The Feast of Trumpets began a month of joyful celebrations of God’s goodness to His people. It there any greater joy than beginning the year with Jesus Christ as your Saviour? Is there anything you can add to that to mark the start of the New Year? There is nothing better than the knowledge that our Saviour died for us, granted us His righteousness so we are acceptable with God, knowing we are certain that through Christ we are eternally secure in the everlasting arms of our God. There is nothing that can bring more joy to the soul than that. By His suffering on the cross we begin every year in fellowship with God and with His people. So it’s with joy we mark the passing of the old year and the beginning of a New Year. There is joy of salvation in our hearts. We know that everything up to this point the Lord has provided for us He will continue to provide – every hour of every day through 2018 that God has ordained for us. The start to a New Year is a day of joy.
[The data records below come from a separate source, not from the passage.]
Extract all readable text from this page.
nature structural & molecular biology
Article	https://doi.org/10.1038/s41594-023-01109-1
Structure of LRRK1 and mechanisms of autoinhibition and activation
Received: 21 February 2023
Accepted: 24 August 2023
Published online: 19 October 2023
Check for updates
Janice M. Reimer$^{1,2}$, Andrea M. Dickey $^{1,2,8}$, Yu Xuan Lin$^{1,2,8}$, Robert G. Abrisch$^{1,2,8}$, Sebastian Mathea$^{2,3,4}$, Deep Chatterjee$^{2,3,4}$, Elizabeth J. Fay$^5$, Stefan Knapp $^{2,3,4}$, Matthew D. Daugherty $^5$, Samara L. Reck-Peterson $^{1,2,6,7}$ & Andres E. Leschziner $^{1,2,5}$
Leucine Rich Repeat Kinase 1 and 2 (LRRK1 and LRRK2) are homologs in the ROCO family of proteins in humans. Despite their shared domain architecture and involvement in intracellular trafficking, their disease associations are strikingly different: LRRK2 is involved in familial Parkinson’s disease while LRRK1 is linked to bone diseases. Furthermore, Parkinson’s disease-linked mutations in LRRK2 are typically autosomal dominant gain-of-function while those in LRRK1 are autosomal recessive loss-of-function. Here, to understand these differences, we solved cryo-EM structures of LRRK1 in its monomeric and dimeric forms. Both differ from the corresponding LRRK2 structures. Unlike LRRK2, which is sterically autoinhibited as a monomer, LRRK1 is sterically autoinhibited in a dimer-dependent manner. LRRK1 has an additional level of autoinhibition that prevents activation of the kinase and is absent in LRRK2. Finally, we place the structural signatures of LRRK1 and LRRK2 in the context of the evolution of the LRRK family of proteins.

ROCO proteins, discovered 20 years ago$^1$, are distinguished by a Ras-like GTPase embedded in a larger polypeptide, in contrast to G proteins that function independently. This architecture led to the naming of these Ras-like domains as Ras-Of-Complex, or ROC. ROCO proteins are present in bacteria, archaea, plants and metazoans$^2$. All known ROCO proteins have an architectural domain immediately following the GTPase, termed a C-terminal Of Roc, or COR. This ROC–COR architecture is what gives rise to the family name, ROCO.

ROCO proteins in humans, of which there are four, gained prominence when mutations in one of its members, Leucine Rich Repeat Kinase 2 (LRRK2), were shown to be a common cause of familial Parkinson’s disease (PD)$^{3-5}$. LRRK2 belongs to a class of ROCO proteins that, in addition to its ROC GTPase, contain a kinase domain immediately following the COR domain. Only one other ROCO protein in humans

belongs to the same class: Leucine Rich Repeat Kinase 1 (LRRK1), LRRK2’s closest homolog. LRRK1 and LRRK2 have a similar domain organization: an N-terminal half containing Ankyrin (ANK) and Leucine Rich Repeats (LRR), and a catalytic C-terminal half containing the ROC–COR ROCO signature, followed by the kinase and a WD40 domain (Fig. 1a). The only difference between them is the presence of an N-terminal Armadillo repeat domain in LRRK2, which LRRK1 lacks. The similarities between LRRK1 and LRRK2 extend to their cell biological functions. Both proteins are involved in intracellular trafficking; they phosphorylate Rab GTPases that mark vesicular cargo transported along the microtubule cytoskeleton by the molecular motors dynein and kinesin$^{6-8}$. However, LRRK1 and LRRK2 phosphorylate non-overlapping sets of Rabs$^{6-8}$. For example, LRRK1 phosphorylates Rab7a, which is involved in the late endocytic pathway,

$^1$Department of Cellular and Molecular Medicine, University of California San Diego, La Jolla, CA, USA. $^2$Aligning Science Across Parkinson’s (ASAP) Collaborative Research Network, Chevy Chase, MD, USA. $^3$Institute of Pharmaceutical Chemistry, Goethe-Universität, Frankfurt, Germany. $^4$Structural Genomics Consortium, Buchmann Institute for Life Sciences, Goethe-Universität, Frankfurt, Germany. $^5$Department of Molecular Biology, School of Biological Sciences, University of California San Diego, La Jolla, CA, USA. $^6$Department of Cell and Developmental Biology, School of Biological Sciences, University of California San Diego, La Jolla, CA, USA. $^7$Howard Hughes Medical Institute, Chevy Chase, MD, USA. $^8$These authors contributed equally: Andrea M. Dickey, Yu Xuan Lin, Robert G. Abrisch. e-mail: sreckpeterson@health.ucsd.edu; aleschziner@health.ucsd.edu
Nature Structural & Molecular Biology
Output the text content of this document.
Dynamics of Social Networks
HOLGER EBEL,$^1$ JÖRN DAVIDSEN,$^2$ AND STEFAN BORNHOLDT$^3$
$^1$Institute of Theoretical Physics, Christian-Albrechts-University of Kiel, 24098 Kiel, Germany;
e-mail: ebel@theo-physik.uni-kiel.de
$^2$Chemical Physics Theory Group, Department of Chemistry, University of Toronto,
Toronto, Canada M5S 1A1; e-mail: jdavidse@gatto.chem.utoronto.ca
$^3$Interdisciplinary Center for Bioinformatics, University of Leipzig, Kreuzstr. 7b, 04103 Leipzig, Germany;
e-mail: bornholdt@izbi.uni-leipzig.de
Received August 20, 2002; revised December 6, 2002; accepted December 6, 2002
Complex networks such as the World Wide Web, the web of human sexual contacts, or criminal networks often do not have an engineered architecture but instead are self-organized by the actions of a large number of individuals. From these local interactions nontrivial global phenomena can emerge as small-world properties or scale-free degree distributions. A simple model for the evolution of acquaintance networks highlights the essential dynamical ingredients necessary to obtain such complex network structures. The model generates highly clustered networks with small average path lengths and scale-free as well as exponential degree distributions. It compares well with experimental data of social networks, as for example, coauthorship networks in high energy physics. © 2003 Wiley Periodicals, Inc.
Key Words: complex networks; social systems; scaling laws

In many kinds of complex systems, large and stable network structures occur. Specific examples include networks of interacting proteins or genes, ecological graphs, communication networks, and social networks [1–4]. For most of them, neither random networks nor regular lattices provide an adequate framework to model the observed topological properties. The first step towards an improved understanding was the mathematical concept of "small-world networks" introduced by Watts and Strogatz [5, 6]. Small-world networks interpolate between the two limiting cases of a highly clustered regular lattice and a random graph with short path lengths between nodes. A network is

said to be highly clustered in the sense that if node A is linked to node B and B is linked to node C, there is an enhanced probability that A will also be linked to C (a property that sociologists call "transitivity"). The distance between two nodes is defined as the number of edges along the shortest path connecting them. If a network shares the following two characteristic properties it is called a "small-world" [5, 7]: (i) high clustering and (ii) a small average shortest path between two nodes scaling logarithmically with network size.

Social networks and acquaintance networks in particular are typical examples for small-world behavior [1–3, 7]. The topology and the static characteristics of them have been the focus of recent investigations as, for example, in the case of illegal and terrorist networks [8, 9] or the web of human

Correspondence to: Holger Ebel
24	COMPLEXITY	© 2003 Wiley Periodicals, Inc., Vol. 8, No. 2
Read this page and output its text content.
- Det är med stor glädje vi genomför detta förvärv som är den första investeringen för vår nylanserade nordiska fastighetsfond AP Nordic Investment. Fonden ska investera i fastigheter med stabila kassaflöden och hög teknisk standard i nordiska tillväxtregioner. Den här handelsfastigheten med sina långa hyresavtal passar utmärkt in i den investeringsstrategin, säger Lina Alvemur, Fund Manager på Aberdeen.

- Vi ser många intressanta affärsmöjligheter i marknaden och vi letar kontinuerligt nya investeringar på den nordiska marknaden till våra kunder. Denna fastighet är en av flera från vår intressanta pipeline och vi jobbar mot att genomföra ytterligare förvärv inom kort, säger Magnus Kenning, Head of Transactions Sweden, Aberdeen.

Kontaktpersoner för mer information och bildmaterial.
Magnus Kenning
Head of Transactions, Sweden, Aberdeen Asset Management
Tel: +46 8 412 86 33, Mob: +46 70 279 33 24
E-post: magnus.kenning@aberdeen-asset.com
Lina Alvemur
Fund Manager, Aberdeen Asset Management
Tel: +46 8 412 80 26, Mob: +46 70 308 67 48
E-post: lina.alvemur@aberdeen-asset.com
We are also told the Feast of Trumpets was also a memorial day, a memorial proclaimed with blasts of trumpets. A memorial is not just looking back and being thankful. In looking back in thankfulness we can look forward in anticipation of future blessings.

During this day of the Feast of Trumpets the law, the Torah, was publically read to remind the people of the covenant God had made with His people. The reading of the Torah reminded them how God had promised covenantal faithfulness, how God had committed Himself to them. As they looked back they saw How God had kept His covenant, even though there were many occasions when they had failed to keep the covenant. As they looked back so they looked forward knowing that covenantal grace would be there in the days ahead.

How thankful are you for God’s covenantal faithfulness? Have you thanked Him? God knows our hearts and minds, yet surely we need to express our thankfulness day by day. As we give our thankfulness so we can remind ourselves of His faithfulness. As we give our thanks to Him so we are encouraging ourselves to be confident in Him for all that is to come. Look back in thankfulness but forward in confidence – not confidence in ourselves but in assured confidence in the God of covenantal grace. We have confidence based on our experience of His grace in the past. He has never left or forsaken us. He is always true to His word and His promises.  He is immutable – He never changes. We change, He does not change. We may not be able to keep our promises but He does. There are no circumstances that can overtake Him. He knows the whole of history to come. There is nothing that can cause Him to fail in keeping His promises. He doesn’t change His mind. He is constant, consistent and never changes.

Remember all that is past and trust God for all that is to come.

How does a believer celebrate the New Year? Marking the passing of one year and the beginning of a New Year in the worship of God, in the joy of His blessings, knowing His covenantal faithfulness to us. We are the children of the living God, united in faith, assured of the love of our Father and the abundance of His grace. Worship and rejoice in His covenantal faithfulness. Let’s shout out the praise of our Lord.